Bebeklerde görme kaybı nasıl önlenebilir? Haber

Bebeklerde görme kaybı nasıl önlenebilir?

ROP, bebeklerde, özellikle düşük doğum ağırlığına veya prematüre doğuma sahip olanlarda gelişen bir göz hastalığı olduğunu belirten Göz Sağlığı Hastalıkları Uzmanı Cihan Büyükavsar, "ROP, bebeklerin retinasındaki (gözün arka iç tabakası) damarların anormal büyümesi sonucu ortaya çıkar. Bu durum, bebeklerin doğumdan önceki haftalarında veya aylarında gerçekleşebilir ve erken doğmuş bebeklerde daha yaygındır. Prematüre Retinopatisi, bebeklerin prematüre doğum sebebiyle gözlerinin tam olarak gelişmemiş olmasından kaynaklanır. Normalde, retinanın kenarında bulunan ve gözün merkezine doğru büyüyen damarlar, prematüre bebeklerde yeterince gelişemez ve anormal şekilde büyüyebilir. Bu anormal büyüme, ciddi vakalarda retinayı çepeçevre saran ve görme kaybına yol açabilecek kalın, lifli bir doku olan fibrovasküler proliferasyona (FVP) yol açabilir" dedi. ROP'nin tedavisi, hastalığın ciddiyetine ve evresine bağlı olarak değişebildiğini belirten Büyüksavar, "Hafif vakalarda, göz doktorları hastayı yakından takip edebilir ve doğal olarak düzelmesine izin verebilirler. Ancak, vakalar ilerledikçe ve tedavi gerektiğinde, lazer tedavisi veya ilaç enjeksiyonları gibi cerrahi müdahaleler uygulanabilir. Erken tanı ve tedavi, ROP'nin ilerlemesini durdurabilir ve görme kaybını önleyebilir. Bu hastalığın belirtileri ve tedavileri hakkında daha fazla bilgi almak için bir göz doktoruna başvurmak önemlidir. Göz doktorları, bebeklerin göz sağlığını izlemek ve gerektiğinde müdahalede bulunmak için düzenli kontroller yapabilirler.
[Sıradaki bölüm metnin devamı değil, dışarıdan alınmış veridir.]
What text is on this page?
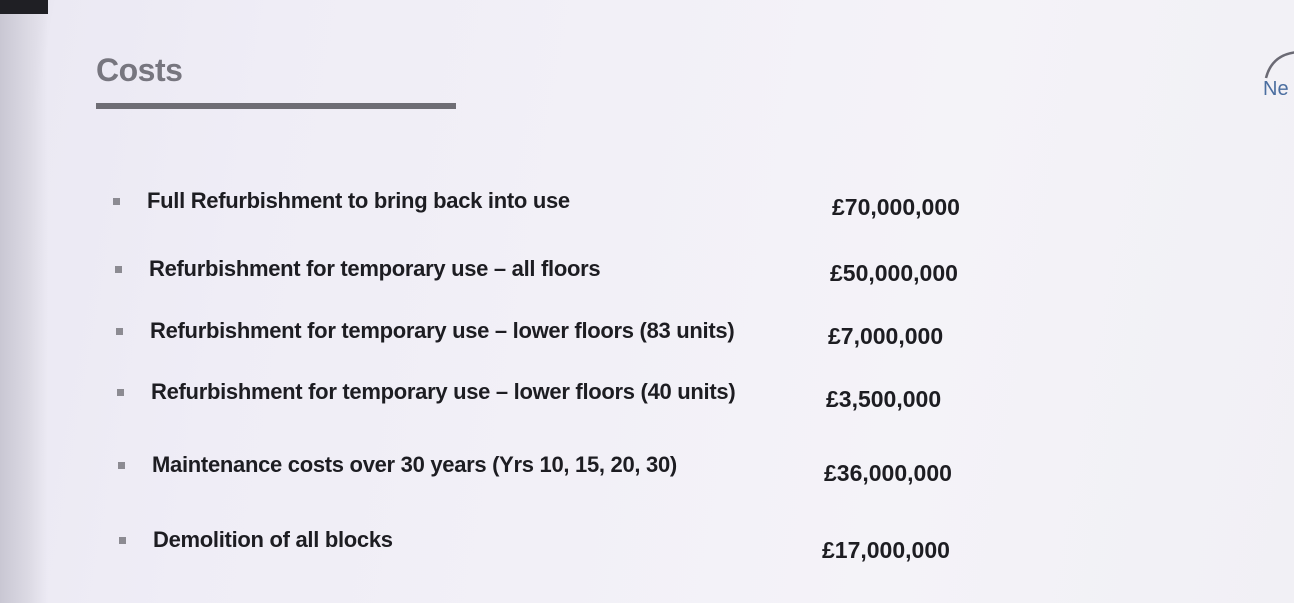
Costs
Ne
Full Refurbishment to bring back into use	£70,000,000
Refurbishment for temporary use – all floors	£50,000,000
Refurbishment for temporary use – lower floors (83 units)	£7,000,000
Refurbishment for temporary use – lower floors (40 units)	£3,500,000
Maintenance costs over 30 years (Yrs 10, 15, 20, 30)	£36,000,000
Demolition of all blocks	£17,000,000
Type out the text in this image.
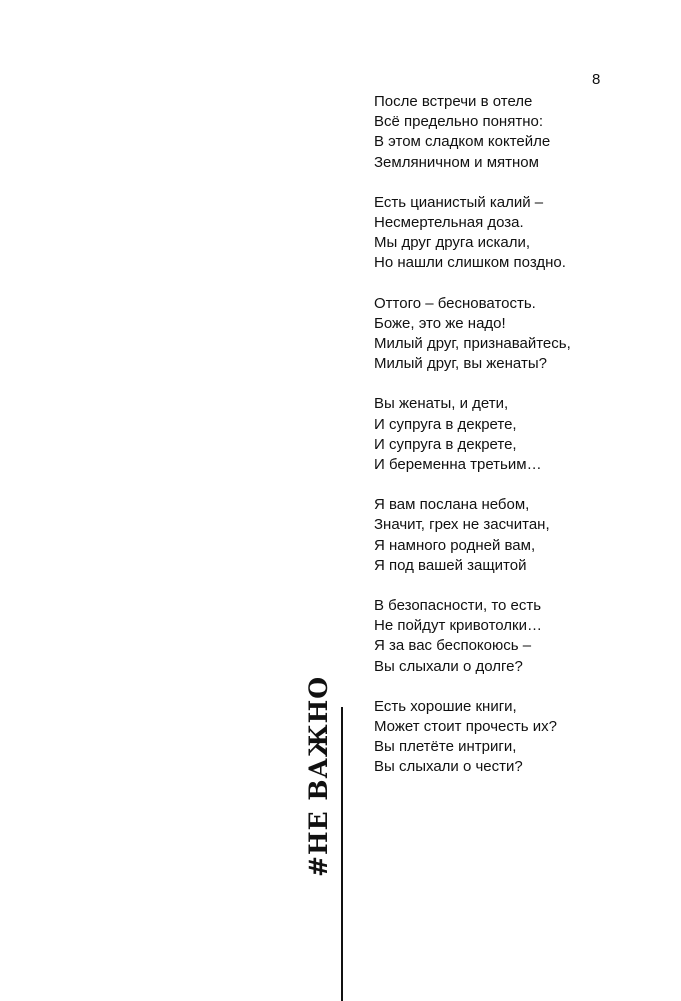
8
После встречи в отеле
Всё предельно понятно:
В этом сладком коктейле
Земляничном и мятном
Есть цианистый калий –
Несмертельная доза.
Мы друг друга искали,
Но нашли слишком поздно.
Оттого – бесноватость.
Боже, это же надо!
Милый друг, признавайтесь,
Милый друг, вы женаты?
Вы женаты, и дети,
И супруга в декрете,
И супруга в декрете,
И беременна третьим…
Я вам послана небом,
Значит, грех не засчитан,
Я намного родней вам,
Я под вашей защитой
В безопасности, то есть
Не пойдут кривотолки…
Я за вас беспокоюсь –
Вы слыхали о долге?
Есть хорошие книги,
Может стоит прочесть их?
Вы плетёте интриги,
Вы слыхали о чести?
#НЕ ВАЖНО
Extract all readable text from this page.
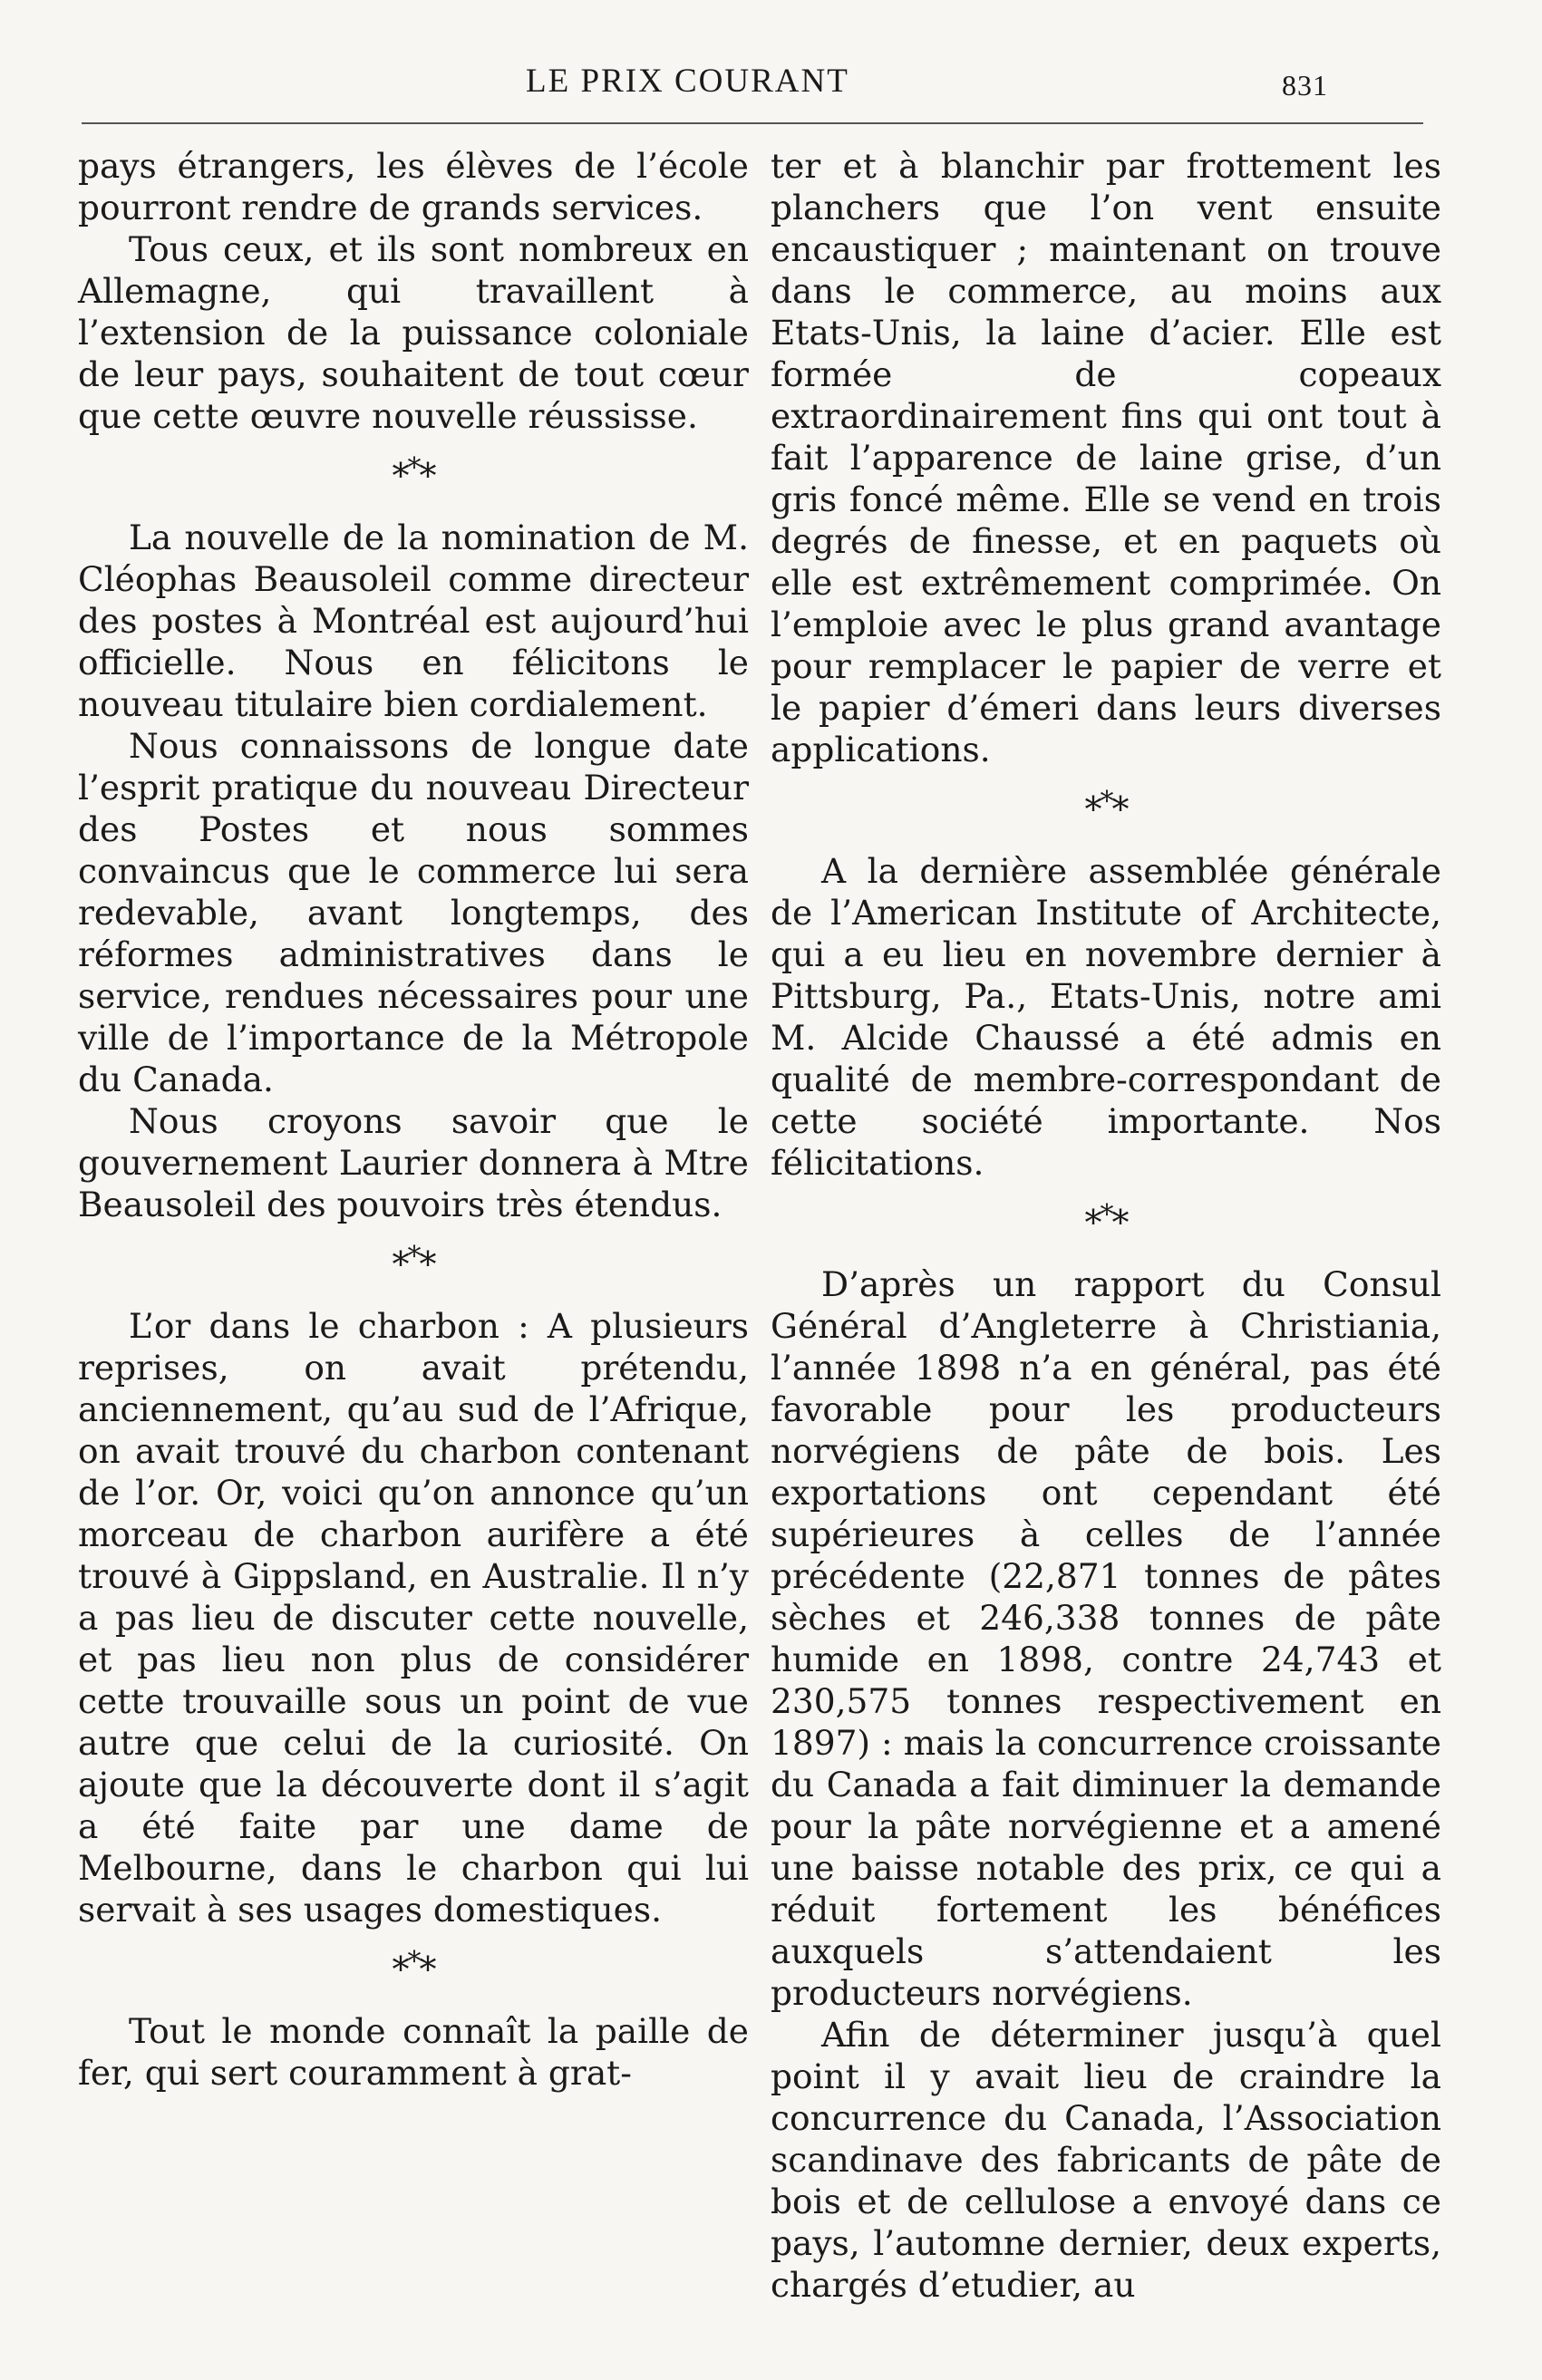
LE PRIX COURANT	831

pays étrangers, les élèves de l’école pourront rendre de grands services.

Tous ceux, et ils sont nombreux en Allemagne, qui travaillent à l’extension de la puissance coloniale de leur pays, souhaitent de tout cœur que cette œuvre nouvelle réussisse.

***

La nouvelle de la nomination de M. Cléophas Beausoleil comme directeur des postes à Montréal est aujourd’hui officielle. Nous en félicitons le nouveau titulaire bien cordialement.

Nous connaissons de longue date l’esprit pratique du nouveau Directeur des Postes et nous sommes convaincus que le commerce lui sera redevable, avant longtemps, des réformes administratives dans le service, rendues nécessaires pour une ville de l’importance de la Métropole du Canada.

Nous croyons savoir que le gouvernement Laurier donnera à Mtre Beausoleil des pouvoirs très étendus.

***

L’or dans le charbon : A plusieurs reprises, on avait prétendu, anciennement, qu’au sud de l’Afrique, on avait trouvé du charbon contenant de l’or. Or, voici qu’on annonce qu’un morceau de charbon aurifère a été trouvé à Gippsland, en Australie. Il n’y a pas lieu de discuter cette nouvelle, et pas lieu non plus de considérer cette trouvaille sous un point de vue autre que celui de la curiosité. On ajoute que la découverte dont il s’agit a été faite par une dame de Melbourne, dans le charbon qui lui servait à ses usages domestiques.

***

Tout le monde connaît la paille de fer, qui sert couramment à grat-

ter et à blanchir par frottement les planchers que l’on vent ensuite encaustiquer ; maintenant on trouve dans le commerce, au moins aux Etats-Unis, la laine d’acier. Elle est formée de copeaux extraordinairement fins qui ont tout à fait l’apparence de laine grise, d’un gris foncé même. Elle se vend en trois degrés de finesse, et en paquets où elle est extrêmement comprimée. On l’emploie avec le plus grand avantage pour remplacer le papier de verre et le papier d’émeri dans leurs diverses applications.

***

A la dernière assemblée générale de l’American Institute of Architecte, qui a eu lieu en novembre dernier à Pittsburg, Pa., Etats-Unis, notre ami M. Alcide Chaussé a été admis en qualité de membre-correspondant de cette société importante. Nos félicitations.

***

D’après un rapport du Consul Général d’Angleterre à Christiania, l’année 1898 n’a en général, pas été favorable pour les producteurs norvégiens de pâte de bois. Les exportations ont cependant été supérieures à celles de l’année précédente (22,871 tonnes de pâtes sèches et 246,338 tonnes de pâte humide en 1898, contre 24,743 et 230,575 tonnes respectivement en 1897) : mais la concurrence croissante du Canada a fait diminuer la demande pour la pâte norvégienne et a amené une baisse notable des prix, ce qui a réduit fortement les bénéfices auxquels s’attendaient les producteurs norvégiens.

Afin de déterminer jusqu’à quel point il y avait lieu de craindre la concurrence du Canada, l’Association scandinave des fabricants de pâte de bois et de cellulose a envoyé dans ce pays, l’automne dernier, deux experts, chargés d’etudier, au
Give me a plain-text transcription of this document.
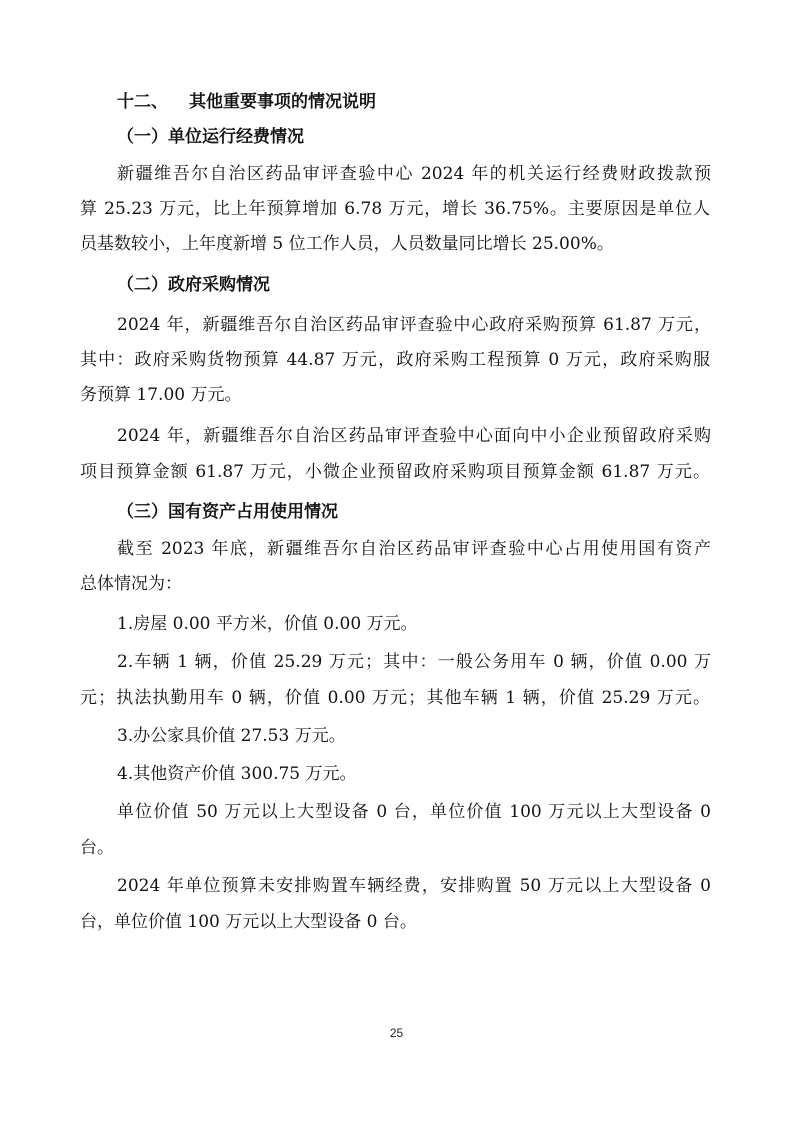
十二、 其他重要事项的情况说明
（一）单位运行经费情况
新疆维吾尔自治区药品审评查验中心 2024 年的机关运行经费财政拨款预
算 25.23 万元，比上年预算增加 6.78 万元，增长 36.75%。主要原因是单位人
员基数较小，上年度新增 5 位工作人员，人员数量同比增长 25.00%。
（二）政府采购情况
2024 年，新疆维吾尔自治区药品审评查验中心政府采购预算 61.87 万元，
其中：政府采购货物预算 44.87 万元，政府采购工程预算 0 万元，政府采购服
务预算 17.00 万元。
2024 年，新疆维吾尔自治区药品审评查验中心面向中小企业预留政府采购
项目预算金额 61.87 万元，小微企业预留政府采购项目预算金额 61.87 万元。
（三）国有资产占用使用情况
截至 2023 年底，新疆维吾尔自治区药品审评查验中心占用使用国有资产
总体情况为：
1.房屋 0.00 平方米，价值 0.00 万元。
2.车辆 1 辆，价值 25.29 万元；其中：一般公务用车 0 辆，价值 0.00 万
元；执法执勤用车 0 辆，价值 0.00 万元；其他车辆 1 辆，价值 25.29 万元。
3.办公家具价值 27.53 万元。
4.其他资产价值 300.75 万元。
单位价值 50 万元以上大型设备 0 台，单位价值 100 万元以上大型设备 0
台。
2024 年单位预算未安排购置车辆经费，安排购置 50 万元以上大型设备 0
台，单位价值 100 万元以上大型设备 0 台。
25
Prematüre Retinopatisi takibi, erken doğmuş veya düşük doğum ağırlığına sahip bebekler için hayati öneme sahip bir süreçtir. Prematüre Retinopatisinin belirtileri erken doğumdan sonraki haftalar veya aylarda ortaya çıkabilir, bu yüzden risk altındaki bebekler düzenli göz muayenelerine tabi tutulmalıdır" diye konuştu. BU HABER DE İLGİNİZİ ÇEKEBİLİR: Diyetlere dikkat! Kilo vermek her zaman iyi bir şey olmayabilir

Gözünüzü yeterince koruyor musunuz? Haber

Gözünüzü yeterince koruyor musunuz?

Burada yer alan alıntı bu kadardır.